Top, left to right: Confectioners Sugar, Palm Sugar, Jaggery, Piloncilla, Panela, Buckwheat Honey, Wildflower Honey
Center, left to right: Superfine/Caster Sugar, Raw/Demerra Sugar, Barley Malt Syrup
Bottom, left to right: White Granulated Sugar, Coconut Sugar, Dark Brown Sugar, Light brown sugar, Molasses, Brown Rice Syrup, Coconut Nectar
White Granulated Sugar – highly refined, from sugarcane or sugar beets
Superfine or Caster Sugar – dissolves more easily than granulated sugar, used in shortbread, meringues, syrups, and cocktails. Process sugar in a grinder diy
Confectioner’s or Powdered Sugar – extra-superfine granulated sugar with added cornstarch, used in frostings, shortbread, and for dusting cakes and cookies
Demerara or Raw – minimally processed, coarse crystalline grains, pale amber color, slight toffee/molasses flavor. Excellent for baking. Crunchy topping for scones and muffins
Light Brown Sugar – White granulated sugar with molasses
Dark Brown Sugar – Slightly deeper molasses flavor
Coconut Sugar – dehydrated coconut nectar
Palm Sugar – raw sugar from sugar palm (Southeast Asia)

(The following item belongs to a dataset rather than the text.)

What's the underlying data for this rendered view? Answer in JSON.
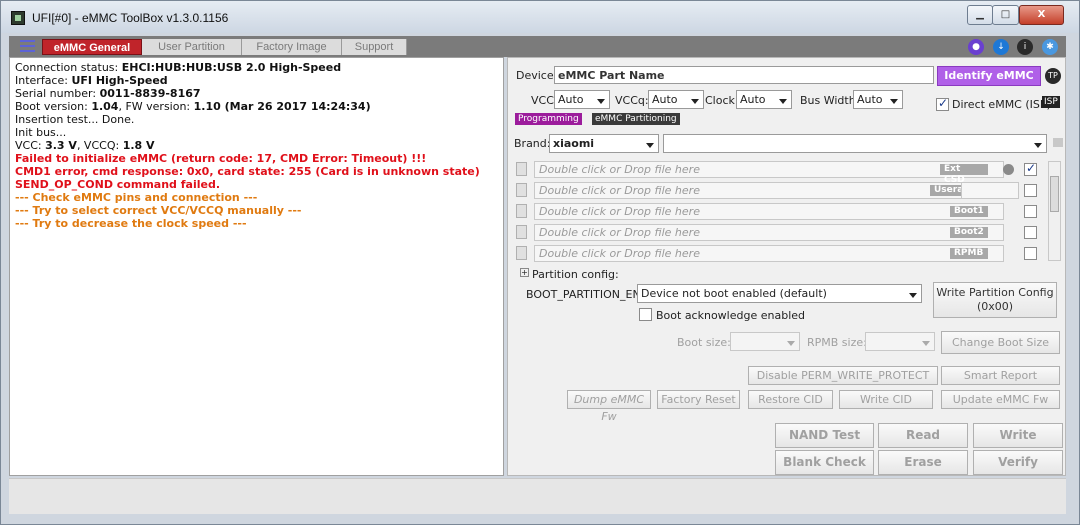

Jaggery – unrefined cane sugar (India)
Pilconcilla – unrefined cane sugar (Mexico)
Panela – unrefined cane sugar brick (Central and Latin America)
Brown Rice Syrup – made from cultured cooked rice
Coconut Nectar – tapped from coconut palms
Maple Syrup – tapped from sugar maples
Barley Malt Syrup – unrefined sweetener processed from sprouted malted barley. Delightful malt flavor best mixed with other sweeteners
Molasses – a by-product of sugar refining, choose unsulphured molasses
A multitude of flavors depending upon which flowers the pollen was collected from. Sweeter than sugar, by weight.
When baking with any of the syrups or honey, reduce the oven temperature 25 degrees F to prevent burning.
You may notice the absence of both agave and stevia. Agave nectar is subjected to undesirable chemical processing and stevia leaves a bit of a chemical aftertaste.
These are the sweeteners I keep in my pantry. Some are used much more than others. It’s a luxury to have some authentic sugars for Southeast Asian and Indian cooking. The one I use the most is raw sugar, even for baked goods. It has a wonderful depth to it. Brown rice syrup and coconut sugar are new to me. I used the coconut sugar in some homemade granola the other day and it was wonderful.